By Otto Solberg
This summer, 3.1 million acres of soybeans in the United States were damaged by dicamba herbicides that drifted from their intended targets. Monsanto developed a genetically modified soybean, Xtend, which is resistant to their dicamba herbicide. However, the new dicamba spray is more likely to evaporate and drift to other fields, damaging crops that are not dicamba-resistant.

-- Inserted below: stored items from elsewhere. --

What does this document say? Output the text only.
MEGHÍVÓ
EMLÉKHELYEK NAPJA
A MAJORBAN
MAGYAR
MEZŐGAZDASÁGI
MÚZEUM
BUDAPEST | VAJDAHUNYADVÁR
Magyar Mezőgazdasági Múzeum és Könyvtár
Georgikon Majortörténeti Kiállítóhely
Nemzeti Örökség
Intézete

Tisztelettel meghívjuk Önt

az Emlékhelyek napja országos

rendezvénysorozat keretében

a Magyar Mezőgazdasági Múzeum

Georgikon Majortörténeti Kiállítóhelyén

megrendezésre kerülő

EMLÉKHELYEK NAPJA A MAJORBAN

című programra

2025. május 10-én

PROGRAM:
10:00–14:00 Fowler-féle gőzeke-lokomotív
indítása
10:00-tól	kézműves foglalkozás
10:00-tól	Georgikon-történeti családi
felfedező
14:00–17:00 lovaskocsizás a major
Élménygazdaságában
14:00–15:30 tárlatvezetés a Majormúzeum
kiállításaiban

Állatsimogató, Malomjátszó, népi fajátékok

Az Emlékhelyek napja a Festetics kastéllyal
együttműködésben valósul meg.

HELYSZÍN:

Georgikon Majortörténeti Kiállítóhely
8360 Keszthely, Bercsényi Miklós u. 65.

After the extensive damages this summer, many states issued temporary bans on the herbicide, and the EPA added restrictions to the spray application process. However, Missouri implemented many of the same restrictions last year and still saw crop damage.
The Ohio Valley ReSource, a regional journalism collaborative, mapped all of the reported dicamba issues in Ohio, West Virginia and Kentucky, and found correlation between the chemical drift and temperature inversion. This phenomenon occurs when warm air traps cold air below it, keeping the vaporized dicamba near the ground and allowing it to drift nearby. Although a majority of affected crops were in the flat lands of West Tennessee and the Midwest, National Weather Service meteorologist Justin Tibbs told ReSource that farms in the Appalachian Mountains are susceptible to temperature inversion.
Without tighter restrictions, many farmers may be persuaded to use Monsanto’s Xtend seeds and dicamba spray in the 2018 season, or risk their crops being ruined by neighboring farms that use the spray.